A chanceler deve ser “ousada” no orçamento do próximo mês ou arriscar futuros cortes de gastos e aumentos de impostos, disse um importante grupo de reflexão.
O Instituto de Estudos Fiscais (IFS) prevê que Rachel Reeves precisará de arrecadar 22 mil milhões de libras para cobrir o défice nas finanças do governo e “quase certamente” precisará de aumentar os impostos.
Encontrar este montante permitiria ao governo manter os 10 mil milhões de libras de margem de manobra que incorporou ao esquema, mas o IFS disse que havia “motivos sólidos” para tentar aumentá-lo para além deste montante.
A diretora do IFS, Helen Miller, disse que a falta de um buffer maior pode levar à instabilidade e deixar a chanceler “mancando de uma previsão para outra”.
“O principal desafio é garantir que o Dia da Marmota Fiscal não se torne um ritual semestral”, disse Miller.
Ela disse que a posição do primeiro-ministro era “em grande medida uma situação criada por ela mesma”.
“Quando optou por aplicar as suas regras orçamentais com tão pouca margem de manobra, o Sr. Reeves saberia que poderia facilmente ser desviado do caminho por mudanças mundanas nas previsões”, acrescentou Miller.
O grupo de reflexão citou o aumento dos custos dos empréstimos, as fracas previsões de crescimento e os primeiros compromissos de despesa desde a Primavera como razões para a posição restritiva do governo.

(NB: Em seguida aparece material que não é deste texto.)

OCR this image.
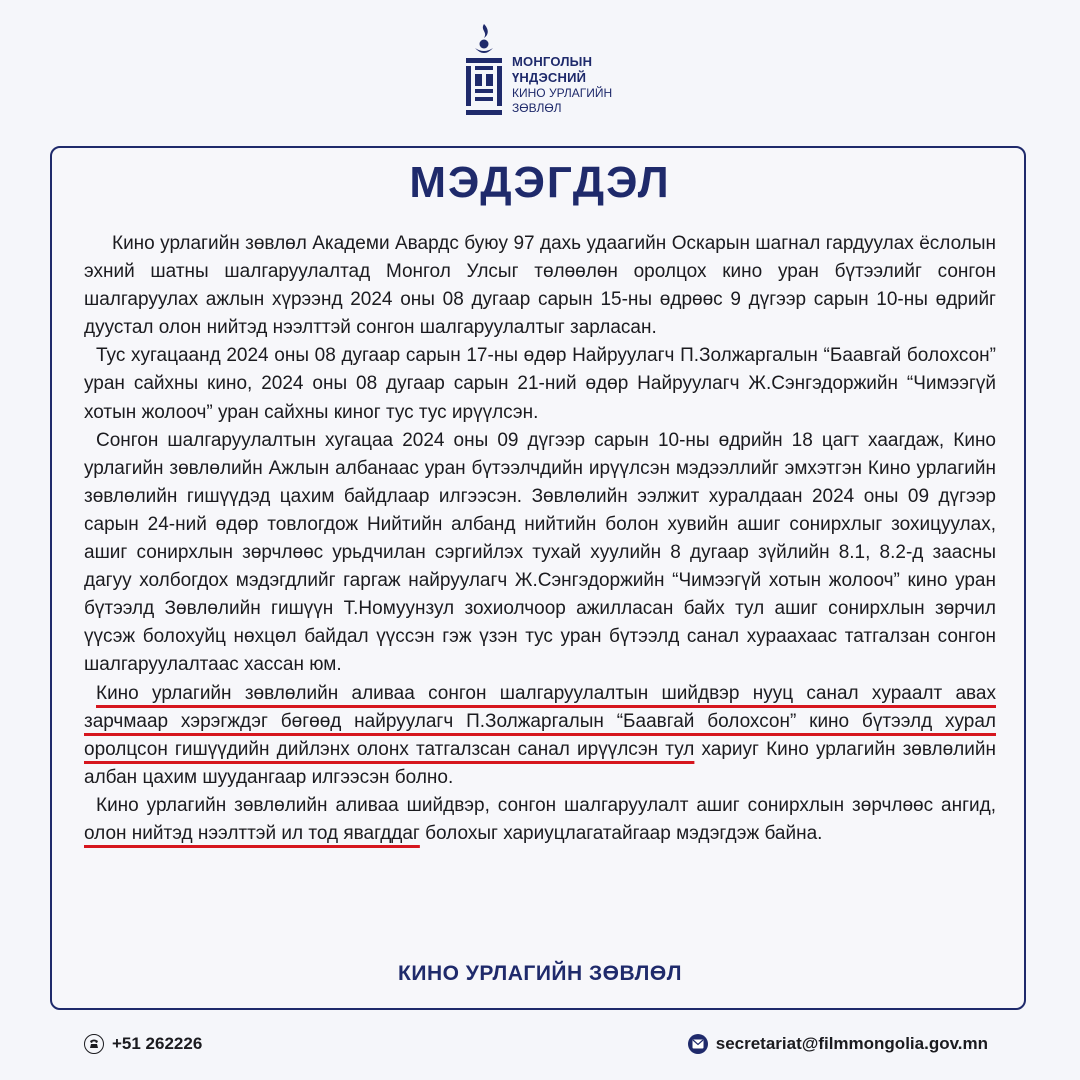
МОНГОЛЫН
ҮНДЭСНИЙ
КИНО УРЛАГИЙН
ЗӨВЛӨЛ
МЭДЭГДЭЛ

Кино урлагийн зөвлөл Академи Авардс буюу 97 дахь удаагийн Оскарын шагнал гардуулах ёслолын эхний шатны шалгаруулалтад Монгол Улсыг төлөөлөн оролцох кино уран бүтээлийг сонгон шалгаруулах ажлын хүрээнд 2024 оны 08 дугаар сарын 15-ны өдрөөс 9 дүгээр сарын 10-ны өдрийг дуустал олон нийтэд нээлттэй сонгон шалгаруулалтыг зарласан.

Тус хугацаанд 2024 оны 08 дугаар сарын 17-ны өдөр Найруулагч П.Золжаргалын “Баавгай болохсон” уран сайхны кино, 2024 оны 08 дугаар сарын 21-ний өдөр Найруулагч Ж.Сэнгэдоржийн “Чимээгүй хотын жолооч” уран сайхны киног тус тус ирүүлсэн.

Сонгон шалгаруулалтын хугацаа 2024 оны 09 дүгээр сарын 10-ны өдрийн 18 цагт хаагдаж, Кино урлагийн зөвлөлийн Ажлын албанаас уран бүтээлчдийн ирүүлсэн мэдээллийг эмхэтгэн Кино урлагийн зөвлөлийн гишүүдэд цахим байдлаар илгээсэн. Зөвлөлийн ээлжит хуралдаан 2024 оны 09 дүгээр сарын 24-ний өдөр товлогдож Нийтийн албанд нийтийн болон хувийн ашиг сонирхлыг зохицуулах, ашиг сонирхлын зөрчлөөс урьдчилан сэргийлэх тухай хуулийн 8 дугаар зүйлийн 8.1, 8.2-д заасны дагуу холбогдох мэдэгдлийг гаргаж найруулагч Ж.Сэнгэдоржийн “Чимээгүй хотын жолооч” кино уран бүтээлд Зөвлөлийн гишүүн Т.Номуунзул зохиолчоор ажилласан байх тул ашиг сонирхлын зөрчил үүсэж болохуйц нөхцөл байдал үүссэн гэж үзэн тус уран бүтээлд санал хураахаас татгалзан сонгон шалгаруулалтаас хассан юм.

Кино урлагийн зөвлөлийн аливаа сонгон шалгаруулалтын шийдвэр нууц санал хураалт авах зарчмаар хэрэгждэг бөгөөд найруулагч П.Золжаргалын “Баавгай болохсон” кино бүтээлд хурал оролцсон гишүүдийн дийлэнх олонх татгалзсан санал ирүүлсэн тул хариуг Кино урлагийн зөвлөлийн албан цахим шуудангаар илгээсэн болно.

Кино урлагийн зөвлөлийн аливаа шийдвэр, сонгон шалгаруулалт ашиг сонирхлын зөрчлөөс ангид, олон нийтэд нээлттэй ил тод явагддаг болохыг хариуцлагатайгаар мэдэгдэж байна.

КИНО УРЛАГИЙН ЗӨВЛӨЛ
+51 262226	secretariat@filmmongolia.gov.mn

O jornal disse que Reeves precisaria compensar o déficit para cumprir suas próprias regras fiscais, que ele afirma serem “inegociáveis”.
Existem duas regras principais:
Eliminar os empréstimos para financiar os gastos públicos diários até o final deste Congresso. Reduzir a dívida pública como percentagem do rendimento nacional até ao final deste Congresso.
Miller acrescentou que a “obsessão implacável com espaço livre” distraía discussões importantes sobre como a política promove o crescimento económico e a reforma fiscal.
Reeves deu a indicação mais forte em seu discurso de quarta-feira de que planeja aumentar os impostos em seu orçamento.
O Orçamento Verde do IFS antecipa algumas das decisões que o governo terá de tomar no Orçamento de 26 de Novembro. Este relatório foi financiado pela Fundação Nuffield e produzido em colaboração com o Barclays.
Num capítulo do seu relatório publicado na semana passada, o IFS argumentou que Reeves poderia gerar dezenas de milhares de milhões de libras por ano em receitas extras sem quebrar as promessas do seu manifesto, mas não seria fácil.
Durante as eleições gerais do ano passado, os trabalhistas disseram que não haveria aumentos no seguro nacional, nem nas taxas básicas, elevadas ou adicionais de imposto sobre o rendimento (IVA), que o IFS afirma ser a forma mais fácil de aumentar as receitas.